Expiação: um alívio quando alguém consegue expiar-se de suas faltas, crimes, culpas. A sociedade ocidental tem uma narrativa estranha: declara-se culpada e vive conforme dada pauta salvadora para uma “vida eterna”. Na nossa tradição, nasce-se culpado por um pecado original de uma mulher chamada Eva, a qual, com a minha admiração, comeu da árvore do conhecimento. Sendo mulher e conhecendo, foi danada.
Adão, o babaca do marido dela, declarou-se enganado e fundou a ordem machista, controlando sobretudo a mulher que sabe ou quer saber. Conhecimento, logo, independência, para a mulher, desde que “deus” mandou Eva parir com dor, é algo interditado. Mesmo o mundo capitalista, que é, aliás, o primeiro modo de produção a aceitar o conhecimento da mulher, o faz com restrições e assimetria.

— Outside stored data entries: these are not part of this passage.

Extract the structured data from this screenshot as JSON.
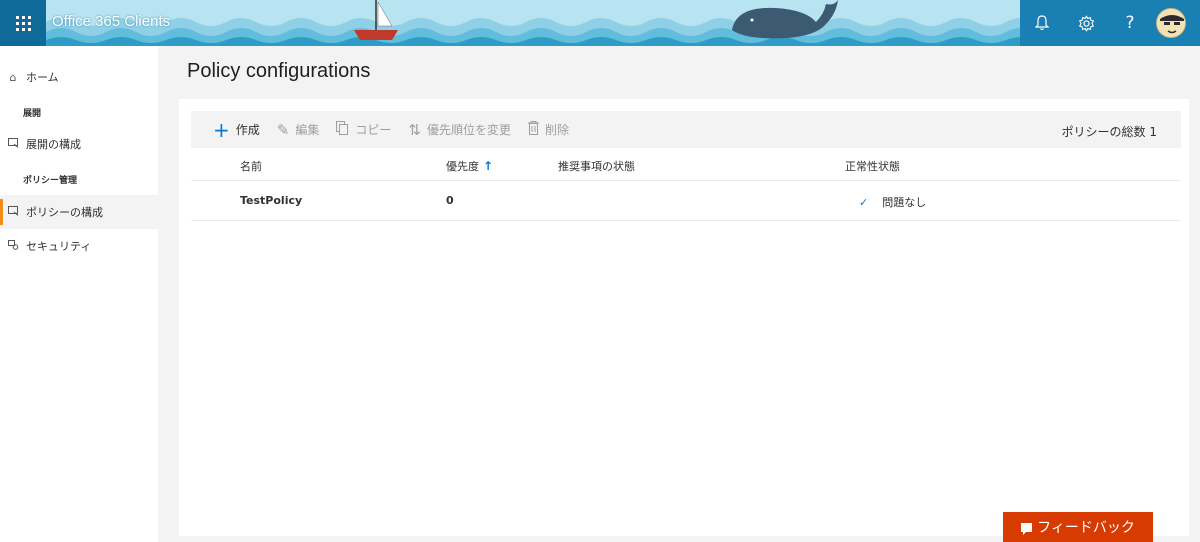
{
  "header": {
    "app_title": "Office 365 Clients",
    "icons": [
      "waffle-icon",
      "bell-icon",
      "gear-icon",
      "help-icon",
      "avatar"
    ],
    "help_glyph": "?",
    "theme_colors": {
      "banner": "#aee0ef",
      "waffle": "#0f6a9a",
      "right_bar": "#1a7fb2"
    }
  },
  "sidebar": {
    "home": "ホーム",
    "section_deploy": "展開",
    "deploy_config": "展開の構成",
    "section_policy": "ポリシー管理",
    "policy_config": "ポリシーの構成",
    "security": "セキュリティ"
  },
  "main": {
    "title": "Policy configurations",
    "commands": {
      "create": "作成",
      "edit": "編集",
      "copy": "コピー",
      "change_priority": "優先順位を変更",
      "delete": "削除"
    },
    "total_label": "ポリシーの総数 1",
    "columns": {
      "name": "名前",
      "priority": "優先度",
      "recommendation_status": "推奨事項の状態",
      "health_status": "正常性状態"
    },
    "rows": [
      {
        "name": "TestPolicy",
        "priority": "0",
        "recommendation_status": "",
        "health_status": "問題なし"
      }
    ]
  },
  "feedback": {
    "label": "フィードバック",
    "color": "#d83b01"
  },
  "accent_color": "#0078d4",
  "active_nav_color": "#f28c1b"
}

A nossa tradição cristã anda por aí arrastando-se em cultural constituição de culpa, querendo purificar-se da profanação do Éden. Temos necessidade moral de catarses. Talvez por isso, mais ainda num país socialmente injusto, cultivemos atos rituais que promovam medo, raiva, gosto de vingança. Eles nos aplacam a consciência culpada por injustiças reais e por conformidades de religião.
Tento imaginar um sujeito em plena Idade Média sendo conduzido pelas ruas de uma pequena cidade depois de passar pelos porões da Santa Inquisição. Foi massacrado até o limiar da morte, só se o tendo mantido vivo para a cerimônia de exposição à massa odienta, aos bons cristãos: xingamentos, cusparadas, objetos arremessados. Então a fogueira dos assassinos fazia a todos libertos das suas inculpações.
“Só é licito o uso de algemas em casos de resistência e de fundado receito de fuga ou de perigo à integridade física própria ou alheia, por parte do preso ou de terceiros, justificada a excepcionalidade por escrito, sob pena de responsabilidade disciplinar, civil e penal do agente ou da autoridade e de nulidade da prisão ou do ato processual a que se refere, sem prejuízo da responsabilidade civil do Estado.”
Esse é o texto da Súmula Vinculante 11, da lavra do Supremo Tribunal Federal. Assunto resolvido? Sim e não. Formalmente, sim. Na prática forense, de jeito nenhum. Fundado nela, “o ministro Marco Aurélio anulou todos os atos processuais ocorridos após a audiência de apresentação de um adolescente que permaneceu algemado durante a sessão sem que houvesse qualquer fundamentação”.
O Conjur publicou matéria com as informações no Facebook (http://migre.me/rlMDu). Em inúmeros comentários (com luminosas exceções) o ministro e o Supremo foram execrados, o menor foi execrado, os menores “de rua” foram execrados, os juristas brasileiros foram execrados, a legislação brasileira foi execrada, o Brasil foi execrado. Essa “galera” facebookeana é a herdeira intelectual do medievo.
Os tantos comentaristas furibundos podem ser abreviados numa das afirmações que lá constam: “Se está diante do Estado é porque deve”. Conforme essa mentalidade que se supõe capaz de fazer Justiça com sentença sumária, basta uma hipótese para que alguém seja havido por culpado. Ora, se há, no caso, um crime flagrante e flagrado, é o cometido pelo Estado, quer dizer, cometido pelo juiz.
Está explícito na súmula que o uso da algema deve ser justificado por escrito, “sob pena de responsabilidade disciplinar, civil e penal do agente”. O agente foi o juiz. Se o ministro Marco Aurélio errou, portanto, foi por não determinar se procedessem com as medidas legais aplicáveis. O artigo citado informa que o magistrado referido era useiro da ilegalidade. Para ele, contudo, a “galera” não pediu punição.
Por que a intolerante grita geral contra o menor algemado? Por que tão poucos, ainda que bem, defenderam a franquia republicana da presunção de inocência? É que o punitivismo raivoso do juiz é expiador de culpa. Há medo e ódio do “de menor” produzido pela nossa injusta sociedade. A sua humilhação é catártica: posto que sofreu castigo, é culpado; eu me absolvo e estou vingado.